Neredeyse bardaki herkes nezaretteydi. Her bir dakika gürültüyle geçmiş, bir saatin sonunda kavgaları anca ayırabilmişlerdi. Herkese tek tek göz gezdirirken canım sıkıldı. Şu anda nezarette olmak, bulunmam gereken son yerdi.

Herkesin birbirine nefret dolu bakışlar attığı saniyeler dakikalara dönerken kapıdan bir ses duyuldu. İçeriye giren polis yanyana duran iki parmaklığın kapısını açtı. Birisi benim içinde bulunduğum yerdi, diğeri Eksen'lerin. Hepimiz şaşkınca polise bakarken adam sert sesiyle konuştu. "Noris, Eksen Leza, Itır, Araf, Jennifer ve Kelebek. Serbestsiniz."

Bizim dışımızdaki diğerleri kızgınlıkla polise bakarken ilk tepki Eksen'den geldi. "Sebep?"

Polis gözlerini devirdi. "Sebebini çıkınca öğrenirsiniz."

"Peki ya Bora," dedi Itır telaşla. "O neden çıkmıyor, ona olacak?"

Adam gülümsedi. "Bence siz, geceyi nezarette geçirmediğinize şükredin." Eliyle çıkmamızı beklercesine işaret etti. "Hadi, hadi!"
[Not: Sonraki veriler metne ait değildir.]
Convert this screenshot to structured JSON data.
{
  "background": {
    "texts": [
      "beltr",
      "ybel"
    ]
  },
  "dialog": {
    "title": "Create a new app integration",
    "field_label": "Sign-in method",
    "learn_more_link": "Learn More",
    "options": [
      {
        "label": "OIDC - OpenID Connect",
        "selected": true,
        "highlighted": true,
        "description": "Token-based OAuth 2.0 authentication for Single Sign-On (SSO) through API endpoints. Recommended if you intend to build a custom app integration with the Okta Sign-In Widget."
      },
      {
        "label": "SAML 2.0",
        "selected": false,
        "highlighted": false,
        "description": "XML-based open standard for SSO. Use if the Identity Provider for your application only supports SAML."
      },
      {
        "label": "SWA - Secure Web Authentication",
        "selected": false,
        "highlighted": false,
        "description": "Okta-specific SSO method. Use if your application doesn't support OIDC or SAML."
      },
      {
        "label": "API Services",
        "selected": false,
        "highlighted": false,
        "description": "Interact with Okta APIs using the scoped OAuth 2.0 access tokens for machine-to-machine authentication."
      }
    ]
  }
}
Parmaklıkların ardından çıktığımızda Itır, başını karşısına çevirdi ve bir köşeye sinmiş Bora'ya baktı. Bora elleri başında yorgun şekilde ona bakarken, Itır'ın da gözleri doluydu. Itır'a destek verme amacıyla sırtına dokundum, kısa bir an ürperse de ters bir tepki vermedi ve ilerlemeye başladı.
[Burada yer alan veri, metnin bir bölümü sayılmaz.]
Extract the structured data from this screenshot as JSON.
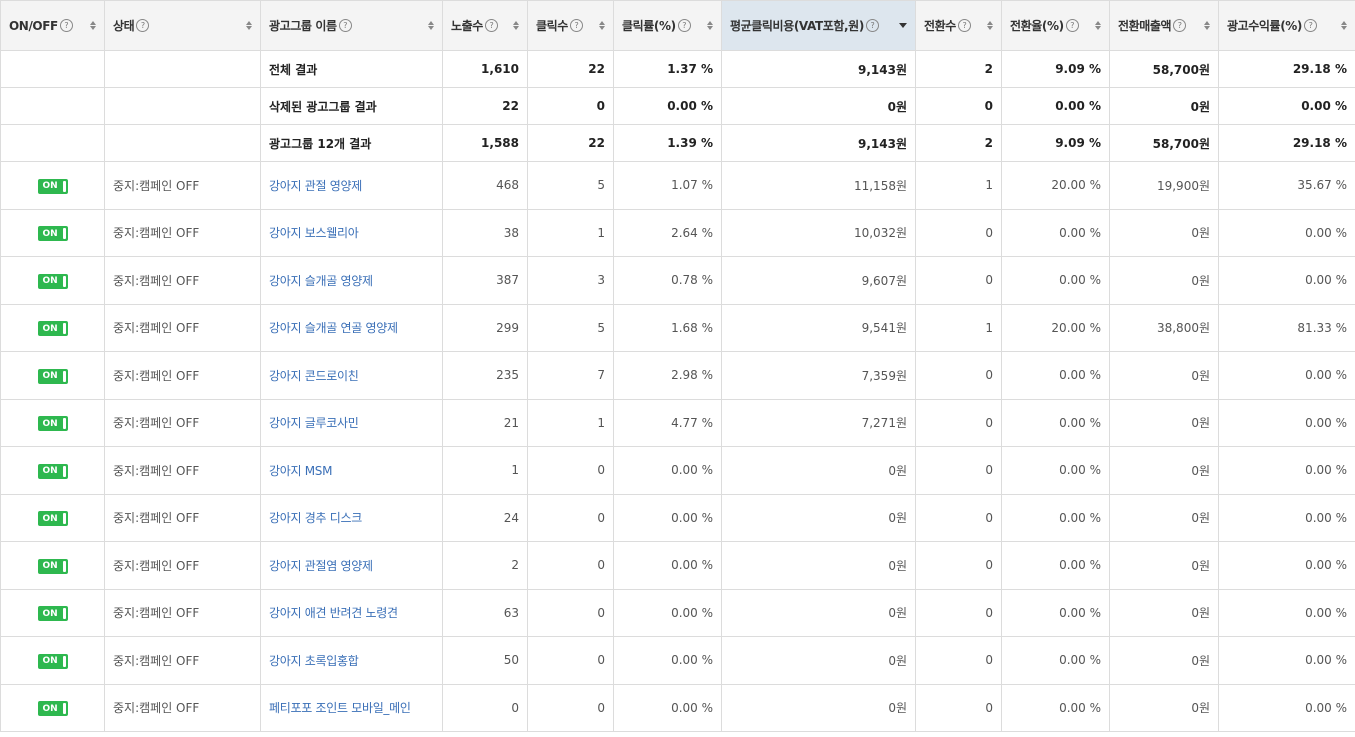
{
  "columns": [
    {
      "label": "ON/OFF",
      "help": "?"
    },
    {
      "label": "상태",
      "help": "?"
    },
    {
      "label": "광고그룹 이름",
      "help": "?"
    },
    {
      "label": "노출수",
      "help": "?"
    },
    {
      "label": "클릭수",
      "help": "?"
    },
    {
      "label": "클릭률(%)",
      "help": "?"
    },
    {
      "label": "평균클릭비용(VAT포함,원)",
      "help": "?"
    },
    {
      "label": "전환수",
      "help": "?"
    },
    {
      "label": "전환율(%)",
      "help": "?"
    },
    {
      "label": "전환매출액",
      "help": "?"
    },
    {
      "label": "광고수익률(%)",
      "help": "?"
    }
  ],
  "summary_rows": [
    {
      "name": "전체 결과",
      "impressions": "1,610",
      "clicks": "22",
      "ctr": "1.37 %",
      "cpc": "9,143원",
      "conversions": "2",
      "cvr": "9.09 %",
      "revenue": "58,700원",
      "roas": "29.18 %"
    },
    {
      "name": "삭제된 광고그룹 결과",
      "impressions": "22",
      "clicks": "0",
      "ctr": "0.00 %",
      "cpc": "0원",
      "conversions": "0",
      "cvr": "0.00 %",
      "revenue": "0원",
      "roas": "0.00 %"
    },
    {
      "name": "광고그룹 12개 결과",
      "impressions": "1,588",
      "clicks": "22",
      "ctr": "1.39 %",
      "cpc": "9,143원",
      "conversions": "2",
      "cvr": "9.09 %",
      "revenue": "58,700원",
      "roas": "29.18 %"
    }
  ],
  "rows": [
    {
      "toggle": "ON",
      "status": "중지:캠페인 OFF",
      "name": "강아지 관절 영양제",
      "impressions": "468",
      "clicks": "5",
      "ctr": "1.07 %",
      "cpc": "11,158원",
      "conversions": "1",
      "cvr": "20.00 %",
      "revenue": "19,900원",
      "roas": "35.67 %"
    },
    {
      "toggle": "ON",
      "status": "중지:캠페인 OFF",
      "name": "강아지 보스웰리아",
      "impressions": "38",
      "clicks": "1",
      "ctr": "2.64 %",
      "cpc": "10,032원",
      "conversions": "0",
      "cvr": "0.00 %",
      "revenue": "0원",
      "roas": "0.00 %"
    },
    {
      "toggle": "ON",
      "status": "중지:캠페인 OFF",
      "name": "강아지 슬개골 영양제",
      "impressions": "387",
      "clicks": "3",
      "ctr": "0.78 %",
      "cpc": "9,607원",
      "conversions": "0",
      "cvr": "0.00 %",
      "revenue": "0원",
      "roas": "0.00 %"
    },
    {
      "toggle": "ON",
      "status": "중지:캠페인 OFF",
      "name": "강아지 슬개골 연골 영양제",
      "impressions": "299",
      "clicks": "5",
      "ctr": "1.68 %",
      "cpc": "9,541원",
      "conversions": "1",
      "cvr": "20.00 %",
      "revenue": "38,800원",
      "roas": "81.33 %"
    },
    {
      "toggle": "ON",
      "status": "중지:캠페인 OFF",
      "name": "강아지 콘드로이친",
      "impressions": "235",
      "clicks": "7",
      "ctr": "2.98 %",
      "cpc": "7,359원",
      "conversions": "0",
      "cvr": "0.00 %",
      "revenue": "0원",
      "roas": "0.00 %"
    },
    {
      "toggle": "ON",
      "status": "중지:캠페인 OFF",
      "name": "강아지 글루코사민",
      "impressions": "21",
      "clicks": "1",
      "ctr": "4.77 %",
      "cpc": "7,271원",
      "conversions": "0",
      "cvr": "0.00 %",
      "revenue": "0원",
      "roas": "0.00 %"
    },
    {
      "toggle": "ON",
      "status": "중지:캠페인 OFF",
      "name": "강아지 MSM",
      "impressions": "1",
      "clicks": "0",
      "ctr": "0.00 %",
      "cpc": "0원",
      "conversions": "0",
      "cvr": "0.00 %",
      "revenue": "0원",
      "roas": "0.00 %"
    },
    {
      "toggle": "ON",
      "status": "중지:캠페인 OFF",
      "name": "강아지 경추 디스크",
      "impressions": "24",
      "clicks": "0",
      "ctr": "0.00 %",
      "cpc": "0원",
      "conversions": "0",
      "cvr": "0.00 %",
      "revenue": "0원",
      "roas": "0.00 %"
    },
    {
      "toggle": "ON",
      "status": "중지:캠페인 OFF",
      "name": "강아지 관절염 영양제",
      "impressions": "2",
      "clicks": "0",
      "ctr": "0.00 %",
      "cpc": "0원",
      "conversions": "0",
      "cvr": "0.00 %",
      "revenue": "0원",
      "roas": "0.00 %"
    },
    {
      "toggle": "ON",
      "status": "중지:캠페인 OFF",
      "name": "강아지 애견 반려견 노령견",
      "impressions": "63",
      "clicks": "0",
      "ctr": "0.00 %",
      "cpc": "0원",
      "conversions": "0",
      "cvr": "0.00 %",
      "revenue": "0원",
      "roas": "0.00 %"
    },
    {
      "toggle": "ON",
      "status": "중지:캠페인 OFF",
      "name": "강아지 초록입홍합",
      "impressions": "50",
      "clicks": "0",
      "ctr": "0.00 %",
      "cpc": "0원",
      "conversions": "0",
      "cvr": "0.00 %",
      "revenue": "0원",
      "roas": "0.00 %"
    },
    {
      "toggle": "ON",
      "status": "중지:캠페인 OFF",
      "name": "페티포포 조인트 모바일_메인",
      "impressions": "0",
      "clicks": "0",
      "ctr": "0.00 %",
      "cpc": "0원",
      "conversions": "0",
      "cvr": "0.00 %",
      "revenue": "0원",
      "roas": "0.00 %"
    }
  ],
  "colors": {
    "toggle_on": "#2eb84f",
    "link": "#3a6fb7",
    "sorted_header": "#dde6ee"
  }
}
Odadan çıktığımızda birbirimize bir şey deme fırsatı bulamadan karşımızda hiç beklemediğimiz bir ismi gördük. Kenan Aysar'ı.
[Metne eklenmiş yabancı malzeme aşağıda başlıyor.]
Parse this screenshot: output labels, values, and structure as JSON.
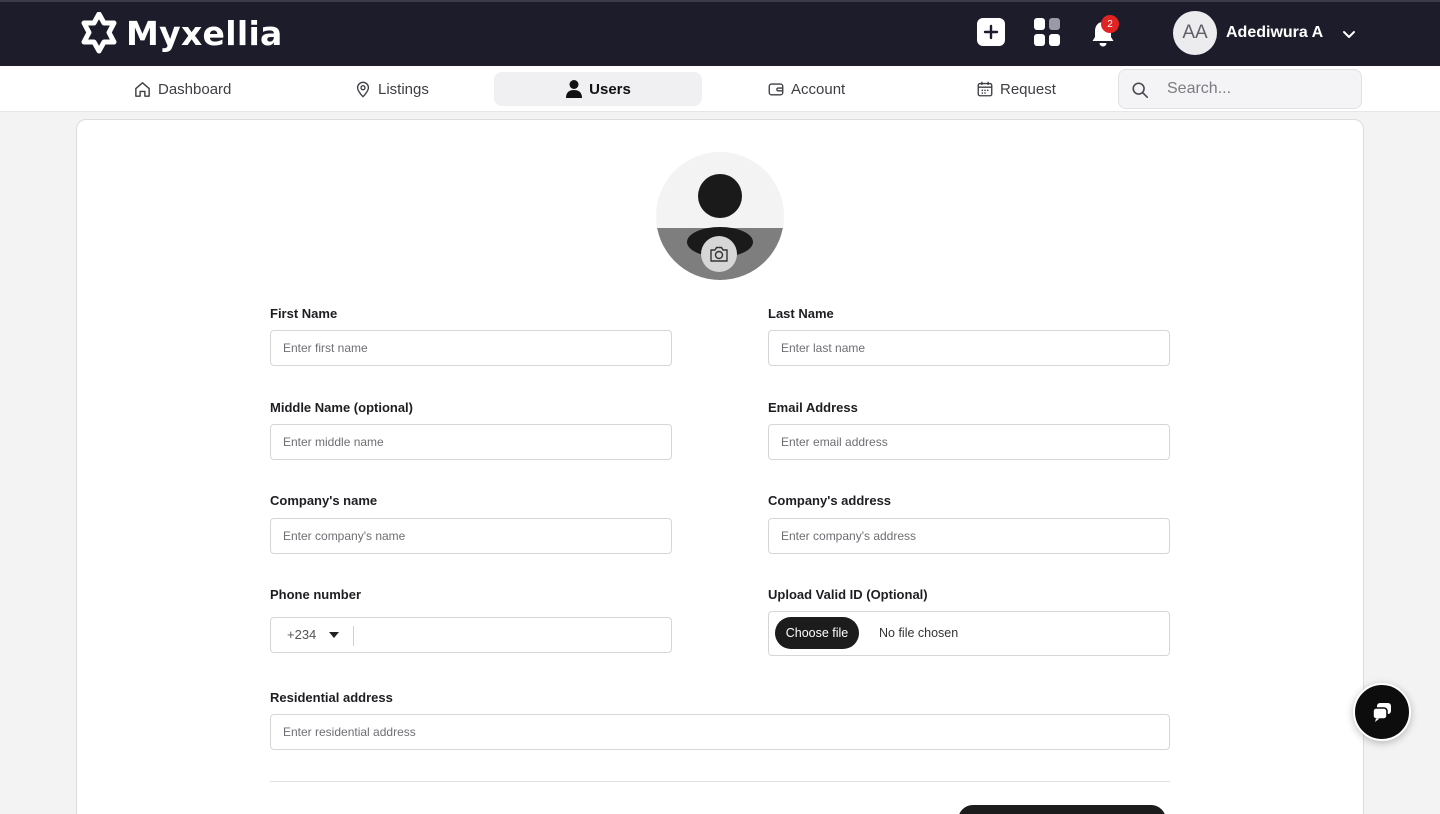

Eksen hemen önümdeydi, elini refleksle benim önüme koyduğunu fark ettiğimde çenesi kasılmıştı. Araf en gerimizde durandı, en önde duran Kelebek'ti.

Kelebek gülümseyerek Kenan'a baktı. "Yoksa bizi sen mi kurtardın?"

Kenan gülümsedi. "Tabi ki, hiçbirinizin orada zaman geçirmesine gönlüm razı gel-"

Kenan'ın lafını kesen şey, Eksen'in hışımla öne atılıp Kenan'ı göğsünden itmesi oldu. "Taşşak mı geçiyorsun lan sen bizle?"

Kenan'ın kaşları havalandı. "Neden öyle bir şey yapayım oğlum, düşmanınız mıyım ben sizin?" Bakışları hepimizde gezindi. Keskin gözleri bende durduğunda yutkundum, bakışlarını Eksen'e çevirdiğinde duruşu dikleşti. "Ne var sanki, oğlumumu mu öldürdünüz?"

Eksen'in çatık kaşları beklemediği tepki üzerine düz bir ifadeye bürünürken suçlu hissettim. Kenan; o gün orada Araf, Eksen ve benim olduğumuzu adamlarından muhakkak öğrenmiş olmalıydı. Ama Eymen ölürken odada yalnızca dört kişiydik. Dolayısıyla onu esas öldüren kişiyi bilmiyor olmalıydı.